Authenticate Web User in background dua IFRAME

2019-06-08 18:20发布

问题:

I have 2 Websites (ASP .NET MVC3) and both have their own authentication methods.

The idea is to link the users from the Website #1 with the users accounts of the Website #2.

I have no clue how it might be done technically.

What I think is about a sort of "background" login but how it can be done?

I just need some draft of possible correct solutions.

Basically we can add the Map Table into the Website #2 and check if the WebSite#1UserId is there and if not show the popup to login/register for the Website#2.
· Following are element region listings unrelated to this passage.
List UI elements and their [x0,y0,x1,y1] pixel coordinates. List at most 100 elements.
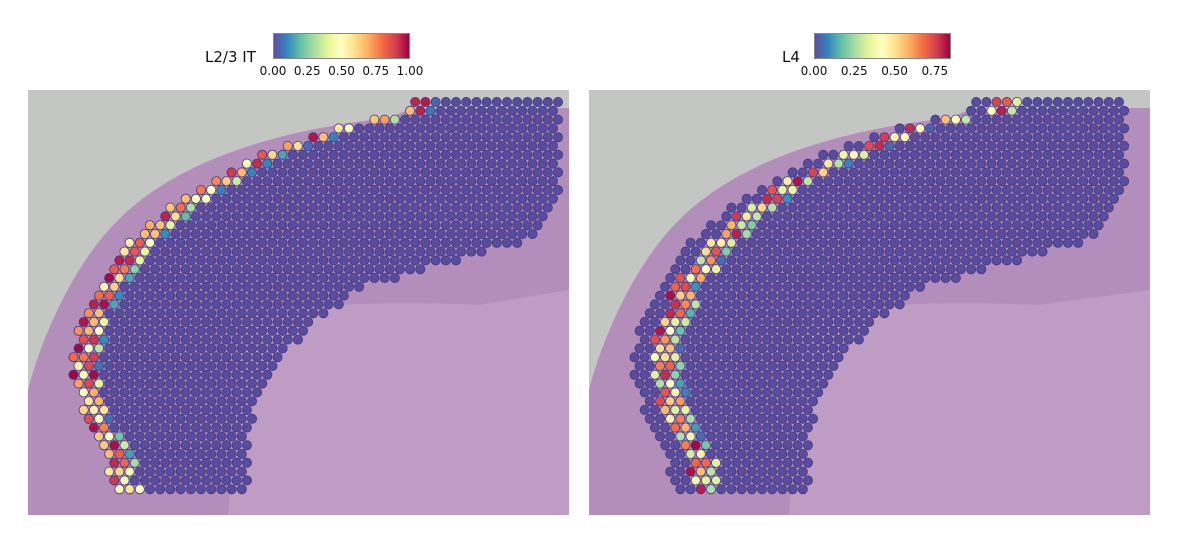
spot [782,387,793,398]
spot [450,97,461,107]
spot [746,290,757,301]
spot [99,316,110,327]
spot [119,281,130,292]
spot [858,149,869,160]
spot [930,220,941,231]
spot [532,132,543,143]
spot [338,272,349,283]
spot [170,299,181,310]
spot [940,167,951,178]
spot [828,360,839,371]
spot [471,185,482,196]
spot [848,167,859,178]
spot [736,413,747,424]
spot [833,211,844,222]
spot [1001,255,1012,266]
spot [869,220,880,231]
spot [991,202,1002,213]
spot [950,185,961,196]
spot [690,404,701,415]
spot [231,176,242,187]
spot [211,211,222,222]
spot [1078,228,1089,239]
spot [318,237,329,248]
spot [879,220,890,231]
spot [190,299,201,310]
spot [904,141,915,152]
spot [461,167,472,178]
spot [920,255,931,266]
spot [155,237,166,248]
spot [741,475,752,486]
spot [236,272,247,283]
spot [879,185,890,196]
spot [935,211,946,222]
spot [700,457,711,468]
spot [303,158,314,169]
spot [700,387,711,398]
spot [226,290,237,301]
spot [792,387,803,398]
spot [915,246,926,257]
spot [226,431,237,442]
spot [807,290,818,301]
spot [955,211,966,222]
spot [522,97,533,107]
spot [236,448,247,459]
spot [333,228,344,239]
spot [145,396,156,407]
spot [649,334,660,345]
spot [721,369,732,380]
spot [185,378,196,389]
spot [486,211,497,222]
spot [267,202,278,213]
spot [792,246,803,257]
spot [374,211,385,222]
spot [211,264,222,275]
spot [175,378,186,389]
spot [665,290,676,301]
spot [762,193,773,204]
spot [236,220,247,231]
spot [818,360,829,371]
spot [522,220,533,231]
spot [695,378,706,389]
spot [170,387,181,398]
spot [909,149,920,160]
spot [787,255,798,266]
spot [348,167,359,178]
spot [874,211,885,222]
spot [496,193,507,204]
spot [1001,220,1012,231]
spot [751,299,762,310]
spot [807,255,818,266]
spot [736,360,747,371]
spot [670,475,681,486]
spot [389,220,400,231]
spot [823,352,834,363]
spot [762,422,773,433]
spot [665,413,676,424]
spot [680,281,691,292]
spot [772,246,783,257]
spot [782,299,793,310]
spot [364,228,375,239]
spot [257,167,268,178]
spot [257,237,268,248]
spot [756,308,767,319]
spot [721,228,732,239]
spot [971,237,982,248]
spot [216,308,227,319]
spot [986,211,997,222]
spot [746,360,757,371]
spot [772,404,783,415]
spot [522,132,533,143]
spot [216,431,227,442]
spot [185,290,196,301]
spot [991,97,1002,107]
spot [787,272,798,283]
spot [185,272,196,283]
spot [869,308,880,319]
spot [823,334,834,345]
spot [399,114,410,125]
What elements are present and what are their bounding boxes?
But if we will do it i.e. in iframe then will it work? So we are able to login at the same time into both websites when the first login goes through the "normal" flow and we have some extra code that is going to login for the UserID in the Mapped Table and realize the "background" login for the second website...

Or even I have to create code to play around with cookie of the Website#2?

So I am not sure about the proper solution. But I see the

A. Use hidden iframe and simulate the "background" login.

B. Use pure C# code within login method of the WebSite#1 and use SOMEHOW (POST,GET,... ?) to get logged in to Website#2 and get access to all its pages.

Thank you!

P.S. Is it possible to use this solution Dummy form to submit like the real login form + http://msdn.microsoft.com/en-us/library/bb310861.aspx

and there is another solution Login to website, via C#

回答1:

Even if you're using custom auth, as long as both websites can share cookies, you can customize MVC to login based on the authentication scheme of the other site. You can build off of this answer on StackOverflow. Again, this requires that both websites can share cookies, which means they are either both on the same subdomain or both directly on the domain (no subdomain at all), or they are on different subdomains on the same domain and cookies are set on the domain itself as a wildcard.

If that doesn't work for you, then you have to create a sort of affiliation network between all the sites. Think of how Google does logins. All authentication goes through accounts.google.com. If a site on the network, say youtube.com, needs to authenticate you, it redirects you to accounts.google.com. There, you login, and you are then redirected back to the originating site with some identifying token indicating that you are logged in and granting the site with the ability to fetch your user details. The site, youtube.com, in this scenario, uses that token to request your user information from accounts.google.com, most likely through a backend API, and poof you look like you're logged in on YouTube, when in actuality you're not. There's a good primer on the methodology here along with sample code in the second article in the series.